La pasta italiana

En Italia, durante el siglo XVIII, la pasta se expandió por la península y posteriormente enloqueció al resto de Europa. Los orígenes de este producto son inciertos, pero sin duda forman parte de la identidad gastronómica italiana.

Mucho se habla sobre su origen. Hasta ahora sólo hay indicios e hipótesis significativas, pero no concluyentes. Es hasta el siglo XVIII cuando se vuelve esencia de la cocina italiana y cuando se empieza a construir una historia a su alrededor.

La pasta es en buena medida la base de hidratos de la dieta italiana y debe adecuarse al amplísimo abanico de sus recetas, que muchas veces intentan incluir en un solo plato la proteína de la carne o el pescado y los vegetales de la salsa sofrita, con base al tomate, pero también a muchas otras hortalizas, como la col, el brócoli, la calabaza, los calabacines, etc. Estas salsas de verduras normalmente usan de base el aceite de oliva.

Existe una gran variedad de tipos y formas de pasta italianas, para que cada una de ellas se amolde a los distintos platos, condimentos y salsas, se puedan envolver y contener en su interior.

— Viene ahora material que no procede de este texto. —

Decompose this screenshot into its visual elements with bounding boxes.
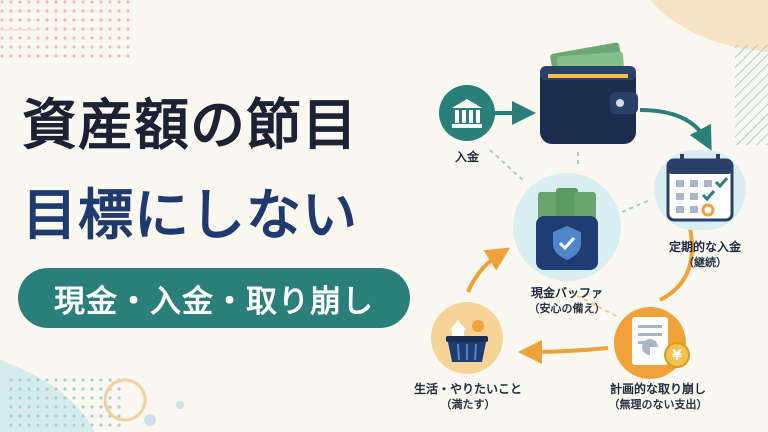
yen-coin-icon: ¥ [664,342,690,368]
subtitle-pill: 現金・入金・取り崩し [18,268,410,328]
wallet-icon [540,42,638,144]
arrow-planned-to-life [518,339,609,364]
cash-buffer-label: 現金バッファ （安心の備え） [500,286,634,316]
cash-buffer-title: 現金バッファ [530,286,603,300]
planned-withdrawal-title: 計画的な取り崩し [609,382,706,396]
life-title: 生活・やりたいこと [413,382,522,396]
arrow-life-to-buffer [466,247,511,293]
arrow-wallet-to-calendar [639,108,712,151]
basket-icon [431,302,503,374]
title-line-2: 目標にしない [22,183,359,247]
bank-icon [439,85,495,141]
calendar-icon [654,150,746,230]
life-label: 生活・やりたいこと （満たす） [404,382,532,412]
planned-withdrawal-sub: （無理のない支出） [608,398,708,411]
planned-withdrawal-label: 計画的な取り崩し （無理のない支出） [594,382,722,412]
life-sub: （満たす） [440,398,496,411]
arrow-regular-to-planned [659,227,694,302]
regular-deposit-title: 定期的な入金 [668,240,741,254]
regular-deposit-sub: （継続） [683,256,727,269]
yen-symbol: ¥ [672,348,682,364]
cash-buffer-sub: （安心の備え） [528,302,606,315]
deposit-label: 入金 [454,150,479,164]
title-line-1: 資産額の節目 [22,93,359,157]
cash-buffer-icon [513,173,621,281]
regular-deposit-label: 定期的な入金 （継続） [650,240,760,270]
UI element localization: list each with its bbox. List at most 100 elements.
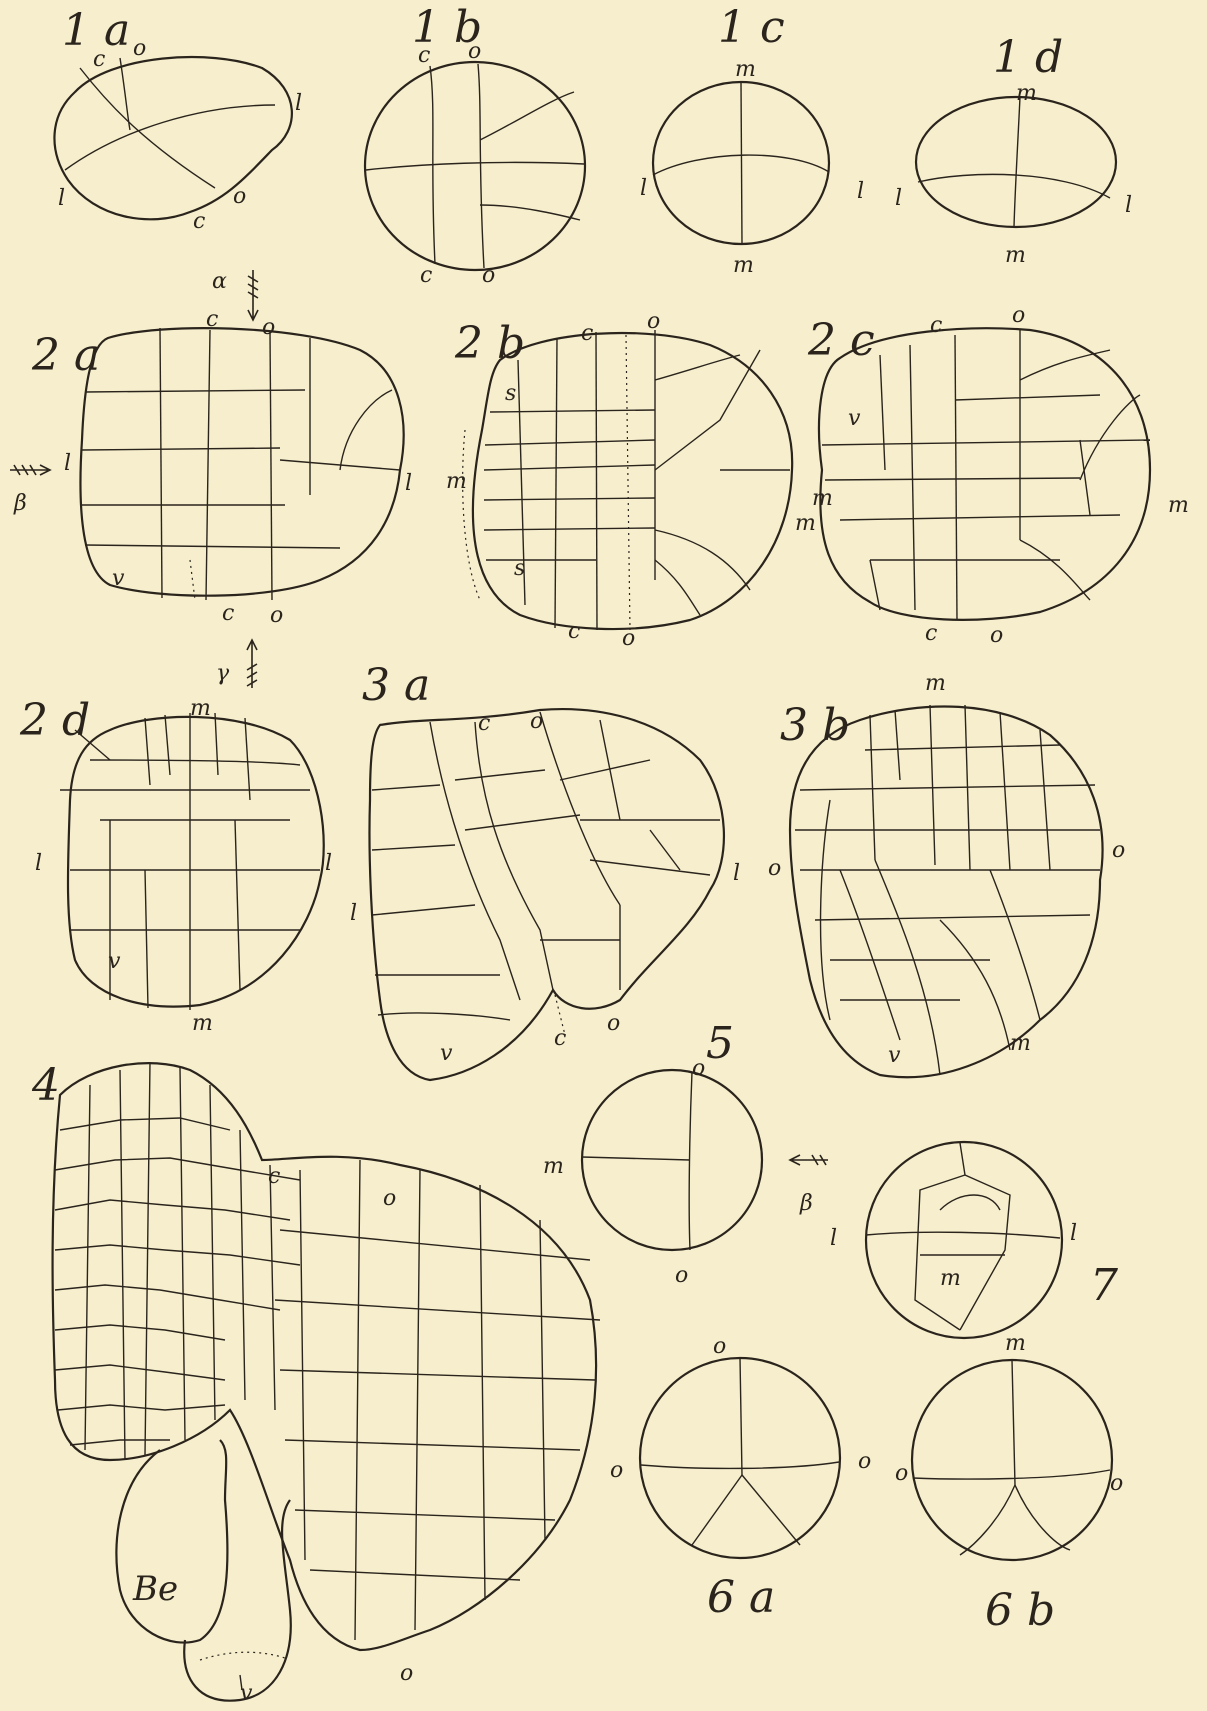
mark: o [400, 1661, 413, 1686]
arrow-beta-2-label: β [799, 1191, 813, 1216]
mark: l [325, 851, 332, 876]
mark: v [888, 1043, 901, 1068]
mark: o [1112, 838, 1125, 863]
figure-1b: 1 b c o c o [365, 2, 585, 288]
mark: v [440, 1041, 453, 1066]
arrow-beta-2: β [790, 1155, 828, 1216]
mark: m [1005, 243, 1026, 268]
mark: o [692, 1056, 705, 1081]
figure-2d: 2 d m l l v m [19, 695, 332, 1036]
figure-7-label: 7 [1090, 1260, 1118, 1311]
mark: o [768, 856, 781, 881]
arrow-gamma-label: γ [216, 661, 230, 686]
mark: c [420, 263, 432, 288]
mark: o [675, 1263, 688, 1288]
figure-3a-label: 3 a [362, 660, 430, 711]
mark: m [733, 253, 754, 278]
mark: l [58, 186, 65, 211]
mark: m [735, 57, 756, 82]
figure-4: 4 c o Be v o [31, 1060, 600, 1706]
mark: o [647, 309, 660, 334]
mark: v [240, 1681, 253, 1706]
mark: o [610, 1458, 623, 1483]
figure-2d-label: 2 d [19, 695, 90, 746]
mark: o [858, 1449, 871, 1474]
mark: l [64, 451, 71, 476]
mark: o [990, 623, 1003, 648]
mark: o [233, 184, 246, 209]
figure-1a: 1 a c o l l o c [54, 5, 302, 234]
mark: s [514, 556, 525, 581]
figure-3a: 3 a c o l l v c o [350, 660, 740, 1080]
figure-1d-label: 1 d [993, 32, 1063, 83]
figure-7: l l m 7 [830, 1142, 1118, 1338]
figure-5-label: 5 [706, 1018, 734, 1069]
mark: c [418, 43, 430, 68]
mark: l [640, 176, 647, 201]
mark: c [478, 711, 490, 736]
mark: c [554, 1026, 566, 1051]
figure-1c-label: 1 c [718, 2, 785, 53]
mark: o [1110, 1471, 1123, 1496]
mark: m [190, 696, 211, 721]
mark: c [930, 313, 942, 338]
figure-3b: 3 b m o o v m [768, 671, 1125, 1077]
arrow-alpha-label: α [212, 269, 227, 294]
figure-2a: 2 a c o l l v c o [31, 307, 412, 628]
figure-1c: 1 c m l l m [640, 2, 864, 278]
mark: v [108, 949, 121, 974]
mark: l [405, 471, 412, 496]
figure-6a: o o o 6 a [610, 1334, 871, 1623]
mark: m [1016, 81, 1037, 106]
mark: s [505, 381, 516, 406]
mark: l [350, 901, 357, 926]
figure-2b-label: 2 b [454, 318, 525, 369]
mark: o [468, 39, 481, 64]
mark: o [383, 1186, 396, 1211]
figure-1d: 1 d m l l m [895, 32, 1132, 268]
mark: m [1010, 1031, 1031, 1056]
mark: m [543, 1154, 564, 1179]
arrow-beta-label: β [13, 491, 27, 516]
figure-5: 5 o m o β [543, 1018, 828, 1288]
mark: o [607, 1011, 620, 1036]
mark: m [1168, 493, 1189, 518]
mark: o [270, 603, 283, 628]
mark: c [93, 47, 105, 72]
mark: o [713, 1334, 726, 1359]
mark: m [446, 469, 467, 494]
arrow-alpha: α [212, 269, 258, 320]
mark: o [482, 263, 495, 288]
mark: c [268, 1164, 280, 1189]
mark: c [222, 601, 234, 626]
mark: v [112, 566, 125, 591]
mark: o [895, 1461, 908, 1486]
mark: o [262, 315, 275, 340]
arrow-beta: β [10, 465, 50, 516]
mark: c [925, 621, 937, 646]
mark: c [193, 209, 205, 234]
mark: l [830, 1226, 837, 1251]
mark-be: Be [132, 1569, 178, 1609]
mark: l [895, 186, 902, 211]
mark: m [795, 511, 816, 536]
mark: l [35, 851, 42, 876]
mark: m [925, 671, 946, 696]
mark: v [848, 406, 861, 431]
arrow-gamma: γ [216, 640, 257, 688]
mark: m [192, 1011, 213, 1036]
figure-6b-label: 6 b [985, 1585, 1055, 1636]
mark: m [940, 1266, 961, 1291]
mark: o [133, 36, 146, 61]
mark: o [622, 626, 635, 651]
mark: l [733, 861, 740, 886]
figure-3b-label: 3 b [780, 700, 850, 751]
figure-6b: m o o 6 b [895, 1331, 1123, 1636]
figure-2b: 2 b c o s m m s c o [446, 309, 816, 651]
mark: m [1005, 1331, 1026, 1356]
mark: o [530, 709, 543, 734]
figure-4-label: 4 [31, 1060, 60, 1111]
mark: l [295, 91, 302, 116]
mark: o [1012, 303, 1025, 328]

La comida de Italia es variada. Refleja la variedad cultural de sus regiones así como la diversidad de su historia. La cocina italiana, está incluida dentro de la denominada gastronomía mediterránea y es imitada y practicada en todo el mundo. Es muy común que se conozca a la gastronomía de Italia por sus platos más famosos, como la pizza, la pasta y el risotto, pero lo cierto es que es una cocina donde se reflejan los abundantes olores y sabores del mediterráneo.